Das Berechnungsschema nach IFRS, aus Tabelle 2, wird auch von unseren Wirtschaftsprüfern gerne akzeptiert und eignet sich hervorragend als Überleitung zwischen dem Endkonsolidierungsergebnis und dem Ergebnis aus der Veräußerung von Beteiligungen im Einzelabschluss. Jetzt müssten wir nur wissen, wie die einzelnen Bestandteile aus IDL.KONSIS zu ermitteln sind. Neben der vollautomatischen Durchführung der Endkonsolidierung hält IDL.KONSIS ein umfangreiches Instrumentarium für die Berechnung der einzelnen Bestandteile bereit. Der einfachste Weg führt über die Konzernsalden, sprich Kontensalden aus dem Einzelabschluss zzgl. Der Konsolidierungsbuchungen für die betroffene Gesellschaft, abrufbar u. a. über das Kurzwort KONSAL. Hier würden wir nur die Bilanzkonten (BG 1+2) selektieren und das Ergebnisvortragskonto ausklammern. Und dies ist die Basis für die Endkonsolidierung. Siehe Screenshot 1. Aus Platzgründen sind nur einige wenige Konten aufgenommen. Diese reichen jedoch vollkommen, um den Schwenk zu IDL.KONSIS und damit zur Praxis zu bekommen.

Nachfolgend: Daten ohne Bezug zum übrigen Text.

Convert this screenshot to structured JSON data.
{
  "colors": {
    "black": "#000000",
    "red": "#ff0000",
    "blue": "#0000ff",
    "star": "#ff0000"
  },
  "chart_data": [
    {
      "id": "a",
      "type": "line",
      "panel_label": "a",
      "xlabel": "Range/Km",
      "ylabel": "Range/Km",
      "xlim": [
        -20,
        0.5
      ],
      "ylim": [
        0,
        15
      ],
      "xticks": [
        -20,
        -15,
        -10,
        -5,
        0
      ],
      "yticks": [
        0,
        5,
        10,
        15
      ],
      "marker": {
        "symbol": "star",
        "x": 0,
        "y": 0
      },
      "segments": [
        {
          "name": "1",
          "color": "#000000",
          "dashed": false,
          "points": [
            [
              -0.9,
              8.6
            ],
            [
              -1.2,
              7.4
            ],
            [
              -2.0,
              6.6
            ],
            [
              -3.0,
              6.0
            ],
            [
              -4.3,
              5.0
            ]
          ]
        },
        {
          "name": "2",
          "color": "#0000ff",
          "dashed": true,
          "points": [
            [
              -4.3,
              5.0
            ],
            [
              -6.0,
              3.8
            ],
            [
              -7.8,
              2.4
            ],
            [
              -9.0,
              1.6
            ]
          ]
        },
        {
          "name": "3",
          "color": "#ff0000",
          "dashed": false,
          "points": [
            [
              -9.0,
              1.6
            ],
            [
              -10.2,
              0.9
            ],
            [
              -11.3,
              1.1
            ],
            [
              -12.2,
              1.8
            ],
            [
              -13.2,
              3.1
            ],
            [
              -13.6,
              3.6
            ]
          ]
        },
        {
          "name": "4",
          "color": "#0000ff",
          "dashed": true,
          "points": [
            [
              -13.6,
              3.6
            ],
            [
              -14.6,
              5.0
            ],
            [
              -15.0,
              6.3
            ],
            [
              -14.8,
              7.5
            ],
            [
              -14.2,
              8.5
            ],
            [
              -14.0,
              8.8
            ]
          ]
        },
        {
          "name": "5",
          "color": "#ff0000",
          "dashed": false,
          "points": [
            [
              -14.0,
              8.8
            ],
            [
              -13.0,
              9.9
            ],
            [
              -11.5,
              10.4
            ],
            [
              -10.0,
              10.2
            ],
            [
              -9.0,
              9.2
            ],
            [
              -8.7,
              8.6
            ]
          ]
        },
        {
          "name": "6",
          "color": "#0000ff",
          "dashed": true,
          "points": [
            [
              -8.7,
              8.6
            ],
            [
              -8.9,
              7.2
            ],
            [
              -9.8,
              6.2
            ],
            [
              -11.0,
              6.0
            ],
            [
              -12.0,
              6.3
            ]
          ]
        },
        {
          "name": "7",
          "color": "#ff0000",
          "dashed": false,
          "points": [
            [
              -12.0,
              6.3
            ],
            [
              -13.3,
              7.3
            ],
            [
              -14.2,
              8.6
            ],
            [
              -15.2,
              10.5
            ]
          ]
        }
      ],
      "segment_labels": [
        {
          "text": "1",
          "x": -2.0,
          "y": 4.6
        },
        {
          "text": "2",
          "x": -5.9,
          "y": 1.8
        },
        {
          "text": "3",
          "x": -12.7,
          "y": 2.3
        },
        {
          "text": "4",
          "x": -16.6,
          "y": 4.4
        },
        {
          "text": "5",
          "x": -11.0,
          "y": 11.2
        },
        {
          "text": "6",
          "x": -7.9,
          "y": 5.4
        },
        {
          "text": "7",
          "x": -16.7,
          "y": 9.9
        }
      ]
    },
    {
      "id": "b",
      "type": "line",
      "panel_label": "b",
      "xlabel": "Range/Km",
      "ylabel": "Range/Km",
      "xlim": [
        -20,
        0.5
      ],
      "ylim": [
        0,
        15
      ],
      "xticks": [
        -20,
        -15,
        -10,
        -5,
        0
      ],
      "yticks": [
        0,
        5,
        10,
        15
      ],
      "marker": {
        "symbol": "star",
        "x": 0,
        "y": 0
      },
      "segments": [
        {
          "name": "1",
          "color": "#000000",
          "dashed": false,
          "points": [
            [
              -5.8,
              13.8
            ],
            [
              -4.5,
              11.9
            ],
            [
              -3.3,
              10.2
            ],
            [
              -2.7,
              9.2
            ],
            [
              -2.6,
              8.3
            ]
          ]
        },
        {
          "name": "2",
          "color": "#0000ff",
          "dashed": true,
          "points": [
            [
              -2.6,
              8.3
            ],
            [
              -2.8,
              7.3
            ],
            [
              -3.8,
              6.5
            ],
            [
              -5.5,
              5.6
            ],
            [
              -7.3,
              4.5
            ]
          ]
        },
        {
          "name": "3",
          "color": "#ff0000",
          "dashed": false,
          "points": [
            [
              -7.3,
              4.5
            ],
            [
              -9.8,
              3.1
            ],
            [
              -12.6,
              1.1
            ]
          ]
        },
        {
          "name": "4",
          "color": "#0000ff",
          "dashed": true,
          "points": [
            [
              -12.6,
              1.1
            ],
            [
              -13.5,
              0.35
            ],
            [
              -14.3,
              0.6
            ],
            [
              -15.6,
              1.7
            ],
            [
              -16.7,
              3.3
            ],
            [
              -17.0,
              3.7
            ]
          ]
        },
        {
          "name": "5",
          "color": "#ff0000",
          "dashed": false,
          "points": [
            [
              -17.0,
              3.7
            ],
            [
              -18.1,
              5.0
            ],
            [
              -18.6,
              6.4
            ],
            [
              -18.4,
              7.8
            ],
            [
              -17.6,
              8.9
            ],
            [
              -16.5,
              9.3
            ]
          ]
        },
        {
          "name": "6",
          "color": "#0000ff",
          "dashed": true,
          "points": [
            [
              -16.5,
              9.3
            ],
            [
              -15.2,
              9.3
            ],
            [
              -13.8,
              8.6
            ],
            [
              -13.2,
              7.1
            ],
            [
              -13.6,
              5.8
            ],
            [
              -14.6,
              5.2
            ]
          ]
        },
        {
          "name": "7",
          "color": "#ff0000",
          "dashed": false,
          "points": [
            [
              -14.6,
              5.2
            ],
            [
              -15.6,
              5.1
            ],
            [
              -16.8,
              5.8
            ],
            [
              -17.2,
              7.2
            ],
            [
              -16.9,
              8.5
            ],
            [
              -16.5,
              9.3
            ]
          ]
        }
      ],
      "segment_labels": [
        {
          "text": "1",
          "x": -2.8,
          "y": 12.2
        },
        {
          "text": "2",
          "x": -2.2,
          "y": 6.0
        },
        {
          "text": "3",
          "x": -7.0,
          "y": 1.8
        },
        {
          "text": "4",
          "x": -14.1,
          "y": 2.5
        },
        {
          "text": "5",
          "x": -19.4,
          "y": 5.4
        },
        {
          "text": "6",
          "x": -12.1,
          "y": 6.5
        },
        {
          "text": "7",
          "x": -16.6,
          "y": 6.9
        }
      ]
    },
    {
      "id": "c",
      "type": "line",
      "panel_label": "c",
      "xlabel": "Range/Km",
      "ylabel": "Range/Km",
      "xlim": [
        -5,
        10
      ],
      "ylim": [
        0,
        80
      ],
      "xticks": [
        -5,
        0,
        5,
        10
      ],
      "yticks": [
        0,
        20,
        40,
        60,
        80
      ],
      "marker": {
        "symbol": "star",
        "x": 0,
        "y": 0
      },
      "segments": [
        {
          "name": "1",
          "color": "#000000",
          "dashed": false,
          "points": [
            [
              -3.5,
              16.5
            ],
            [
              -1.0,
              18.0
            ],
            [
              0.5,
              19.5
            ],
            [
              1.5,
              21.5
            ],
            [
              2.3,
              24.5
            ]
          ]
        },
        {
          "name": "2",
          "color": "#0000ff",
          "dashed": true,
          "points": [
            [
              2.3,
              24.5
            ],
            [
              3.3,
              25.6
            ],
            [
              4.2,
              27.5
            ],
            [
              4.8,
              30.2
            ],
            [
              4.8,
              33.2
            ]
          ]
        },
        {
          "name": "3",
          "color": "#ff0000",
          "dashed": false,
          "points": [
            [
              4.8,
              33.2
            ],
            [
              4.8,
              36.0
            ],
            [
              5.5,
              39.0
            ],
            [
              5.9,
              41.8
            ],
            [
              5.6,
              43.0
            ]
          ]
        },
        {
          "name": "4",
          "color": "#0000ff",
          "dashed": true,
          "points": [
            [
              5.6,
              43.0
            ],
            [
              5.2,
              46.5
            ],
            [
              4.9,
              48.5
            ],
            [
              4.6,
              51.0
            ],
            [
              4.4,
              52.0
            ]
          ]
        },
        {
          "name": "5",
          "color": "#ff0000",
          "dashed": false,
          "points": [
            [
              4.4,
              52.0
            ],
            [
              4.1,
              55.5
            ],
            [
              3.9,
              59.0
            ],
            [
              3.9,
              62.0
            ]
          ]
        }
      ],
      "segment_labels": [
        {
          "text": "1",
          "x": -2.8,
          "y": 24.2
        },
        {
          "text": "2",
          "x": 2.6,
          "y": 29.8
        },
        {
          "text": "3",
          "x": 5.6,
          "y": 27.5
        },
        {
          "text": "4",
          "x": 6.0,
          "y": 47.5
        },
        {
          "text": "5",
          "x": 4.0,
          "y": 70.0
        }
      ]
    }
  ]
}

Unstrittig ist, dass im Rahmen der Endkonsolidierung alle diese Konten, die hier farblich markiert sind, leer gebucht werden müssen. Nur wohin damit? In Screenshot 2 findet man die Brücke zum Berechnungsschema aus Tabelle 2. Der Rest ergibt sich von alleine. Somit sind die letzten Zweifel bezüglich der Richtigkeit der (Um-) Buchung der ausgewählten Eigenkapitalpositionen in die Gewinn- und Verlustrechnung aus dem Weg geräumt. Wenn wir so vorgehen, dass wir das Nettovermögen der abgehenden Gesellschaft in das Berechnungsschema einfügen, laufen wir nicht Gefahr, uns zwischen den – durchaus berechtigten – tausenden Buchungszeilen der Endkonsolidierungsbuchung zu verlaufen. Wir bewegen uns auf einer aggregierten Ebene, die der Dokumentationspflicht vollkommen genügt. Wir sehen das Ergebnis aus der Vogelperspektive, können so die im Konzern übliche riesige Datenmenge für diese Zwecke aufbereiten und setzen auf das Know-how von IDL auf. Diese komfortable Ebene müssen wir nur verlassen, wenn wir manuelle Eingriffe in der Konsolidierung vorgenommen haben oder wenn wir die Kapitalflussrechnung betrachten. Für uns kommt jedoch nur die zweite Variante in Frage. Oder?